Bowles made an enormous impact on computing. In the late 1970s, he helped lead efforts to create UCSD Pascal, which could run on virtually any computer system. Pascal influences many programming languages, including the now ubiquitous Java.

“The development of UCSD Pascal was a transformative event not just for UC San Diego but for all of computer science.” said Dean Tullsen, professor and chair of the Computer Science and Engineering Department at the Jacobs School of Engineering. “It was arguably the first high-level programming system that worked on both small systems that schools, most businesses and eventually individuals could afford, and was portable across many systems.”

Bowles joined the UC San Diego faculty in 1965. During his 19-year tenure, he mentored many students and researchers, who went on to make breakthroughs of their own.

“Ken Bowles is part of the DNA of computer science and engineering here at UC San Diego,” said Tullsen.

Early in his career, Bowles recognized the importance of computing power as a radar physics theorist and engineer. He helped build and later directed the Jicamarca Radio Observatory in the desert outside Lima, Peru. His work at the observatory, as well as the National Bureau of Standards, required robust computing to study the Earth’s ionosphere and magnetosphere, his first encounters with computer science.

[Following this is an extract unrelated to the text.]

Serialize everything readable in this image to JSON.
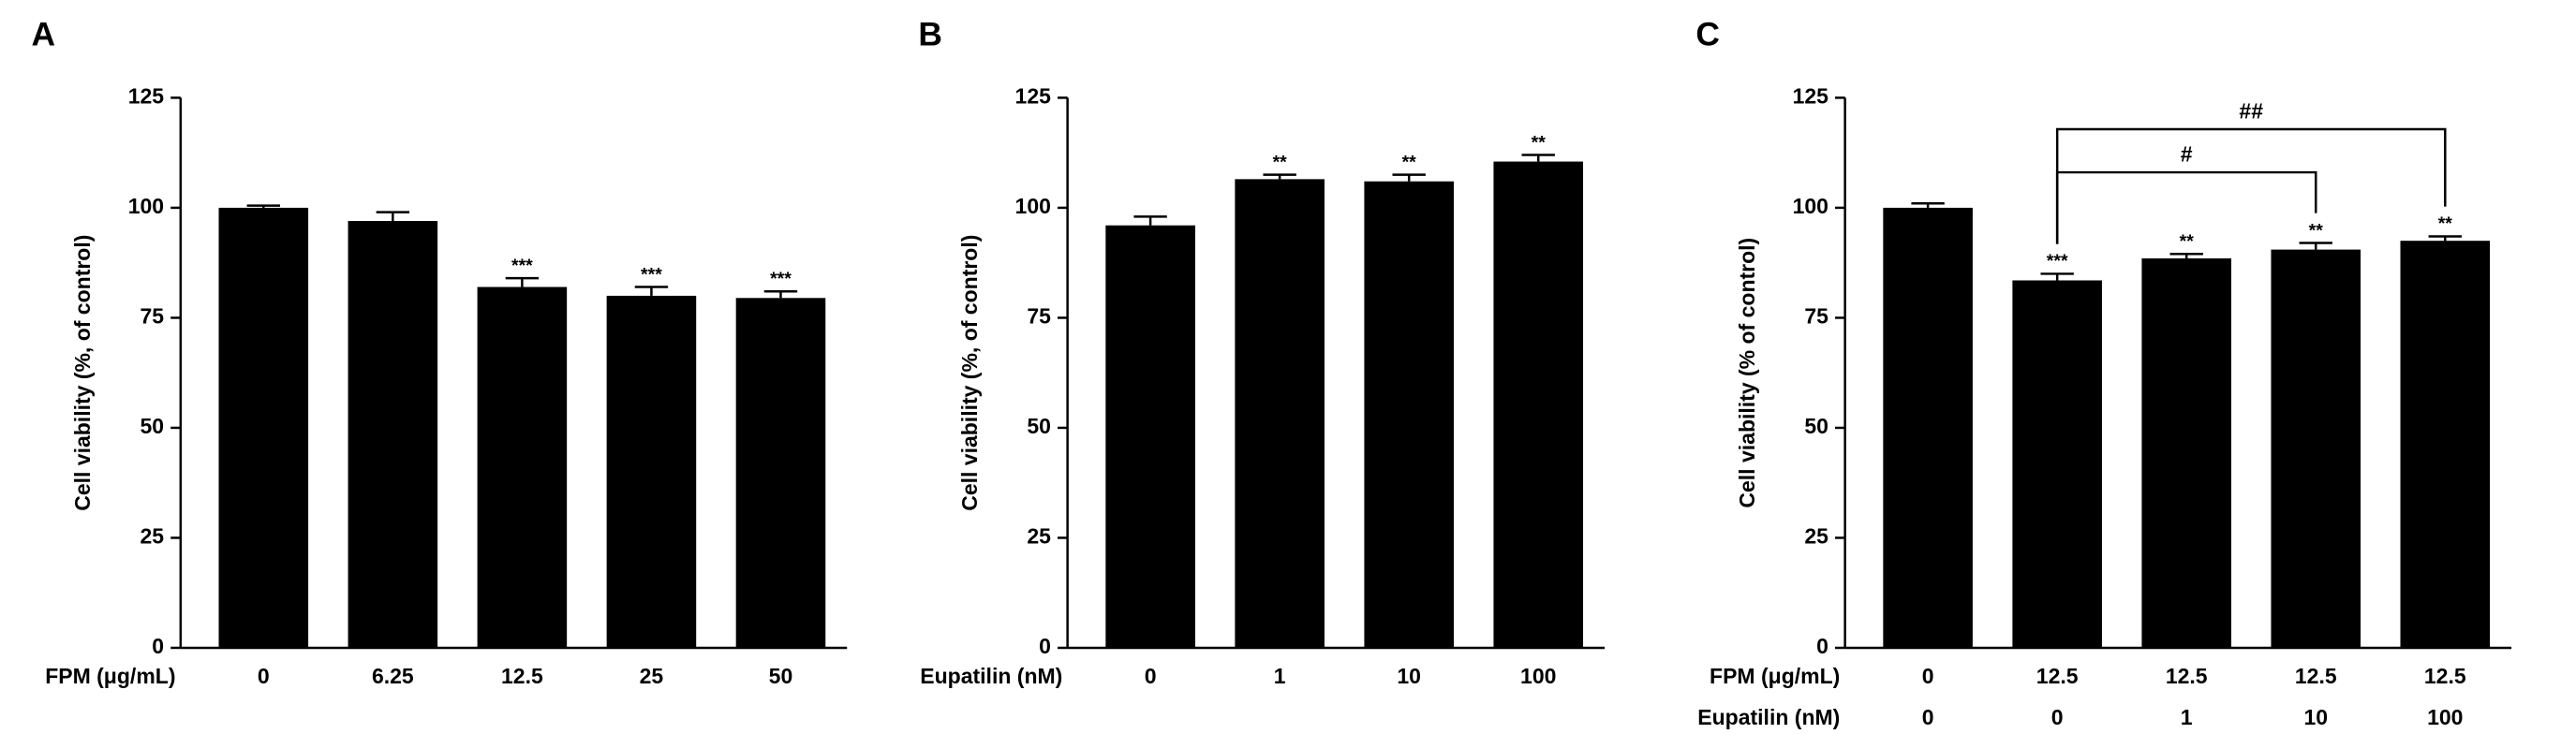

He was recognized for developing incoherent scatter radar, which he used to measure electron-density and temperature profiles in the high ionosphere when little was known about the processes driving weather.  

Bowles was recruited to UC San Diego by Henry Booker, his former Ph.D. advisor at Cornell University. The two helped create the Applied Electrophysics Department which became the Department of Computer Science and Engineering.

Bowles directed the UC San Diego Computer Center from 1968 to 1974, then returned to his faculty position until his retirement. He continued to be active, helping create the standards for the Pascal-based Ada language.
Bowles is survived by his wife and three daughters. The Kenneth Bowles Scholarship in Computer Science and Engineering was established in 2004 to honor his legacy at UC San Diego.